Art nouveau

Tout naturellement

Sotheby’s France disperse la collection d’un magnat japonais de l’immobilier

Par Armelle Malvoisin · Le Journal des Arts

Le 30 janvier 2013 - 760 mots

La vente de l’exceptionnelle collection du Garden museum appartenant à un magnat japonais de l’immobilier devrait relancer le marché de l’Art nouveau.

PARIS - Le 16 février à Paris chez Sotheby’s, se présente la collection du Garden museum de Nagoya (Japon), soit le plus important ensemble d’œuvres d’Art nouveau jamais présenté en ventes publiques depuis la dispersion de la collection Barbara Streisand, le 29 novembre 1999 à New York chez Christie’s. Sur les conseils du spécialiste des Arts décoratifs Alastair Duncan, cette collection avait été constituée dans les années 1990 par le magnat japonais de l’immobilier Takeo Horiuchi, avant tout grand collectionneur d’objets de Louis C. Tiffany. Avec pour fil conducteur l’influence des arts du Japon sur l’art occidental entre la fin du XIXe siècle et le début du XXe siècle, Horiuchi a acquis de nombreuses pièces emblématiques des plus grands artistes de l’époque, notamment Émile Gallé, Louis Majorelle et René Lalique. Il a récemment négocié la vente de sa collection dans son intégralité à un Américain tout aussi amateur de Tiffany. Ce dernier a confié à Sotheby’s la partie Art nouveau de la collection qui ne l’intéressait pas. Quant à ce qui a motivé Horiuchi à se séparer brutalement de ses œuvres, la maison de ventes évoque « le séisme qui provoqua le tsunami et la catastrophe de Fukushima en 2011 ». La collection du Garden museum comprend un très grand nombre de meubles. Pour fixer leurs estimations, les experts de Sotheby’s se sont basés sur d’anciens résultats de vente qu’ils ont réactualisés en fonction de la rareté, de la qualité des œuvres et de l’évolution des goûts. « Nous avons estimé 20 000 euros une lampe de parquet de Majorelle, en acajou et chêne teinté, en nous basant sur le fait que, même si l’objet peut sembler démodé, sa ligne pure nous paraissait plus contemporaine aujourd’hui qu’elle ne devait l’être il y a vingt ans », avance Cécile Verdier, directrice du département.

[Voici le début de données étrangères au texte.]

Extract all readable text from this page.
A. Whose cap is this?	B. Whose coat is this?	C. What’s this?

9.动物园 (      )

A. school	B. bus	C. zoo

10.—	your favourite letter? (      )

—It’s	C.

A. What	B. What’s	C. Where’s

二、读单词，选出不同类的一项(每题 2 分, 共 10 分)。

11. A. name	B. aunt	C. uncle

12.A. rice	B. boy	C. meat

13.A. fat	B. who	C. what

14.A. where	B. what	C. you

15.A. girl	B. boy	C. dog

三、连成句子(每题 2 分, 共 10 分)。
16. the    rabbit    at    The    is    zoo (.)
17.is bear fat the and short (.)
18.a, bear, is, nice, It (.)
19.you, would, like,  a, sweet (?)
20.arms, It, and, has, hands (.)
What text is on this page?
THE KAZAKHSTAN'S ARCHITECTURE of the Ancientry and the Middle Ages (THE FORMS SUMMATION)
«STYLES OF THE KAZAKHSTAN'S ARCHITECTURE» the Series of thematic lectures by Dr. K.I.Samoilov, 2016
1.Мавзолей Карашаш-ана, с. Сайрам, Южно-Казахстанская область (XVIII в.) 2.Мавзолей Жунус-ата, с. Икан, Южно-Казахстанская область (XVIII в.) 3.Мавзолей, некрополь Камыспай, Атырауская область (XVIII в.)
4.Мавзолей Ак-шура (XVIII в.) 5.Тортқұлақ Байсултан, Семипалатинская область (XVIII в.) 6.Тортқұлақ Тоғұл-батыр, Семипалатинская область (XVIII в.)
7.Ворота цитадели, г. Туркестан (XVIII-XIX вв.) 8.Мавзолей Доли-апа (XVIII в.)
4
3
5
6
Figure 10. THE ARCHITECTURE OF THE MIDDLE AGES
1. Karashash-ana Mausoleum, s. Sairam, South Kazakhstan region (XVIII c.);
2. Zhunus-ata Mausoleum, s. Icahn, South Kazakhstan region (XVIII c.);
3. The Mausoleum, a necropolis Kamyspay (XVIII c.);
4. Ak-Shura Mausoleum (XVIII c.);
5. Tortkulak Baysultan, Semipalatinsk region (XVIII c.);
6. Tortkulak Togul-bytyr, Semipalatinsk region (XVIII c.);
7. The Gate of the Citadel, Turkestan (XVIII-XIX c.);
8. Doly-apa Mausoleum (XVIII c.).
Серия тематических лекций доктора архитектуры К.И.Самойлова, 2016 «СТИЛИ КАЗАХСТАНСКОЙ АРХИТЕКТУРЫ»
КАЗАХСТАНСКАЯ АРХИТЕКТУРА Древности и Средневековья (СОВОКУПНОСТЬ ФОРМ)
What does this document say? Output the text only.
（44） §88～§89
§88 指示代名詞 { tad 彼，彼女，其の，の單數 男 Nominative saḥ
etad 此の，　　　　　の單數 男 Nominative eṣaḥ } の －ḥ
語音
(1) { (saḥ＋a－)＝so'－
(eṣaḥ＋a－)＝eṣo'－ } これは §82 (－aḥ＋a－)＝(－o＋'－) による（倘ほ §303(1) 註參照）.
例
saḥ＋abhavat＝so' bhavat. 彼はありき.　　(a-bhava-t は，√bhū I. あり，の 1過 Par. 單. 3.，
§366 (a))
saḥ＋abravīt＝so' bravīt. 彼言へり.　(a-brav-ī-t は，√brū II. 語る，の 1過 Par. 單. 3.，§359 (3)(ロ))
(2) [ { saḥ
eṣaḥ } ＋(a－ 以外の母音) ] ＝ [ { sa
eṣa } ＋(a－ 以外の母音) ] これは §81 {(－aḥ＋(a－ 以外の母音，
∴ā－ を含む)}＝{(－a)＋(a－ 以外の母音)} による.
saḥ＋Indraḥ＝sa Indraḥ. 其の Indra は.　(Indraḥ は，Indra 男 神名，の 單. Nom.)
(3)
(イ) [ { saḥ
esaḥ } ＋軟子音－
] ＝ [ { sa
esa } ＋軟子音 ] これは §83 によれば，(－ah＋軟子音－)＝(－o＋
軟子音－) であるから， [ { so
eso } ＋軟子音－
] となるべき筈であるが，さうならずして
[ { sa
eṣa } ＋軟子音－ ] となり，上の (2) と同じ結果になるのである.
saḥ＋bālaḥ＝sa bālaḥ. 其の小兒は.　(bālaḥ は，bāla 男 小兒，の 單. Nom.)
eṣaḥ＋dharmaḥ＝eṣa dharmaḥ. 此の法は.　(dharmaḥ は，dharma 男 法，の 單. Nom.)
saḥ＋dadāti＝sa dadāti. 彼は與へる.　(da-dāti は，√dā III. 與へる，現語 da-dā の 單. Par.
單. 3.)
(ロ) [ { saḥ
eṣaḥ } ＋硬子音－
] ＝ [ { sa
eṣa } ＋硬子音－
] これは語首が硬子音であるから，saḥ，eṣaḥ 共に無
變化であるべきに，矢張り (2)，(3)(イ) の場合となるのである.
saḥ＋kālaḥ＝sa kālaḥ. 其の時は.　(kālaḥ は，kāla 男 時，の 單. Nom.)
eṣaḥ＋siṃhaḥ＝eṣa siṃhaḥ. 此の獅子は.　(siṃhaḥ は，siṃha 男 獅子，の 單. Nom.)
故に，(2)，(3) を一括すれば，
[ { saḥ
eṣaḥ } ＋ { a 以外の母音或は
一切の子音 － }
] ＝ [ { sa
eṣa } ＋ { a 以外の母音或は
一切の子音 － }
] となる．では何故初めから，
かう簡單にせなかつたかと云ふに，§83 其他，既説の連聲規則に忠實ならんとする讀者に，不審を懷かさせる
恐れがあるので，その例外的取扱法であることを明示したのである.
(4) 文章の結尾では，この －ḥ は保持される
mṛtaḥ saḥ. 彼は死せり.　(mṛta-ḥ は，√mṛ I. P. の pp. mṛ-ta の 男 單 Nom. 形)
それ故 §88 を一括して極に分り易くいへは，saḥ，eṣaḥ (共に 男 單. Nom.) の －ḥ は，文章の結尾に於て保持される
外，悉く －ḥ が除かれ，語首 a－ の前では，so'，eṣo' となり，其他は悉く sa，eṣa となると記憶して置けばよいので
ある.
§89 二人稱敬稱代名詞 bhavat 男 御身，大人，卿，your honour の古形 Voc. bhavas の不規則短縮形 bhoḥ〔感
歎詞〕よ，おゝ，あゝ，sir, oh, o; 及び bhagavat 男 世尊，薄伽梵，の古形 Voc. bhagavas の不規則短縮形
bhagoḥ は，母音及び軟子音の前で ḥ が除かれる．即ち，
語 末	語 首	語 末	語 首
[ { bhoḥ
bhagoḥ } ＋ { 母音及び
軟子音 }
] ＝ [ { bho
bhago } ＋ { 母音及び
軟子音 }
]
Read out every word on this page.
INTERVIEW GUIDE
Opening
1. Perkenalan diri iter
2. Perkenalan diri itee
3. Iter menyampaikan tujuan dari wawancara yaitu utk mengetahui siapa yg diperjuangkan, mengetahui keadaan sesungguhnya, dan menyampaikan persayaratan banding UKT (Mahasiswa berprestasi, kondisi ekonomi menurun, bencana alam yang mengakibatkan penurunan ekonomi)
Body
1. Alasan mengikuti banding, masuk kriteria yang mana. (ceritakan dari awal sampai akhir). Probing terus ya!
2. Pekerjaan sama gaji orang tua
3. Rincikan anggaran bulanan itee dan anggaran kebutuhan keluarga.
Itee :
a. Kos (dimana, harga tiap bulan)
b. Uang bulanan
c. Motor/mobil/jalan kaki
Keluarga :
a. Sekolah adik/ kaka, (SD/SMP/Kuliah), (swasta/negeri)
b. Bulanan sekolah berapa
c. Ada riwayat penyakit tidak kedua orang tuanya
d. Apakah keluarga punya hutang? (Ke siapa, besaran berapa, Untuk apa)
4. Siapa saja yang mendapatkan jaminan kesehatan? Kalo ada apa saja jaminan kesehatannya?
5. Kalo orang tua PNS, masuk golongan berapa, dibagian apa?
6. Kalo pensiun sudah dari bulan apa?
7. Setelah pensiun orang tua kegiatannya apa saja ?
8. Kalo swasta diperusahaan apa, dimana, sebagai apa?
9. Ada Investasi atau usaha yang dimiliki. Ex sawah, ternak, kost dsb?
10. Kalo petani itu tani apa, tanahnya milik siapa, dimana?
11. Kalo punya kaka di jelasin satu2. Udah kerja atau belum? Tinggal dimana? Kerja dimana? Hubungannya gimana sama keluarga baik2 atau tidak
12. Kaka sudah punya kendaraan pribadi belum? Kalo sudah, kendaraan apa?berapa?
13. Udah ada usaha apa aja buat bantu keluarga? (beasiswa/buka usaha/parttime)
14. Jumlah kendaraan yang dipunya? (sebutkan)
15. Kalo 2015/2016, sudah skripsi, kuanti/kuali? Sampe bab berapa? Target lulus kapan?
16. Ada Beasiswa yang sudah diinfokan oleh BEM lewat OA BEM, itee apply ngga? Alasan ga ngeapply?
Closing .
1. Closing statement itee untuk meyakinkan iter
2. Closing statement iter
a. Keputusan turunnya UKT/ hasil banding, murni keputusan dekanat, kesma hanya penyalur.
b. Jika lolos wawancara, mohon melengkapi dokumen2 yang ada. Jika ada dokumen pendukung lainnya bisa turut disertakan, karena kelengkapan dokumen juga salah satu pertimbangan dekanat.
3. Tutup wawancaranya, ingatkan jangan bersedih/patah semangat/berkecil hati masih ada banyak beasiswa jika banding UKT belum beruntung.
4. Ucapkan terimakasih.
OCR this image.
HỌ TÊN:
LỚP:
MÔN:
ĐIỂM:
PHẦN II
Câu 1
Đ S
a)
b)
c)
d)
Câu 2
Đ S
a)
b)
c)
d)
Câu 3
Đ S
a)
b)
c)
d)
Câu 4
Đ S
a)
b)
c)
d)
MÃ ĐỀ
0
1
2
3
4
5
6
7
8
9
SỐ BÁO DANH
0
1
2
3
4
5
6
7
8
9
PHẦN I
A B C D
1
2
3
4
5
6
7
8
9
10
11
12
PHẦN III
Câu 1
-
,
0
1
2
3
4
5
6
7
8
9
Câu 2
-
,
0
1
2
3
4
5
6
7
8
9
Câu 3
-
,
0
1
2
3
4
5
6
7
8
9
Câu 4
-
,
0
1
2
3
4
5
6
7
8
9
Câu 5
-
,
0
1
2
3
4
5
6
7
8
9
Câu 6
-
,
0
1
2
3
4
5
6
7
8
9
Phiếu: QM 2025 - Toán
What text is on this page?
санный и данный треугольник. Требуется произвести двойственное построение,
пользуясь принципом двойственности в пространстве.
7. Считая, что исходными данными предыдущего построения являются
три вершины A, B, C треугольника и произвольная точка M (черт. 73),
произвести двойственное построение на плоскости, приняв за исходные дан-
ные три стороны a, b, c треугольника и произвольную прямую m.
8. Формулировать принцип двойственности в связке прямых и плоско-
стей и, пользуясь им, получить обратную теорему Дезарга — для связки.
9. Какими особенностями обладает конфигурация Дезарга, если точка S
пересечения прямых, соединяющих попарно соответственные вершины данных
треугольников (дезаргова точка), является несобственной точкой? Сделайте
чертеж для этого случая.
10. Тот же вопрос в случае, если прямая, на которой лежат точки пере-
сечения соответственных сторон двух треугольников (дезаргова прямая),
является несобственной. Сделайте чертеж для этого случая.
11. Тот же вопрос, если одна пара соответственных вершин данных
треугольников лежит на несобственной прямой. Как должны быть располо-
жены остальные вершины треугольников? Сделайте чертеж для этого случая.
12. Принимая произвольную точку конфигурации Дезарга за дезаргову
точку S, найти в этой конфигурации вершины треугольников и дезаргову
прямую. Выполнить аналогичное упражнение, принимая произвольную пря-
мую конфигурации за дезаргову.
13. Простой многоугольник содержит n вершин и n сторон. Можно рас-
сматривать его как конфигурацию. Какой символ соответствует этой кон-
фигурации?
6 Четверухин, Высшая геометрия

Les spécialistes de la maison de ventes ont aussi tenu compte d’enchères récentes relevées dans diverses vacations. Et ils ont constaté que l’intérêt de fervents amateurs avait fait monter les prix du mobilier Art nouveau, en dépit de la prédominance de l’Art Déco sur le marché des arts décoratifs. Ainsi le 29 mars 2011 à Paris chez Christie’s, lors de la dispersion de la collection du château de Gourdon, plusieurs pièces de mobilier aux nénuphars de Majorelle ont ravivé la flamme des amateurs d’Art nouveau : un grand lit et sa paire de chevets vendus 1,1 million d’euros, un petit bureau parti à 259 000 euros, un guéridon adjugé 133 000 euros et une lampe avec son abat-jour en verre signé Daum envolée à 65 800 euros. L’année précédente, quelques meubles signés Eugène Gaillard, Hector Guimard ou Émile Gallé, présentés dans diverses vacations à Drouot, avaient connu le même engouement.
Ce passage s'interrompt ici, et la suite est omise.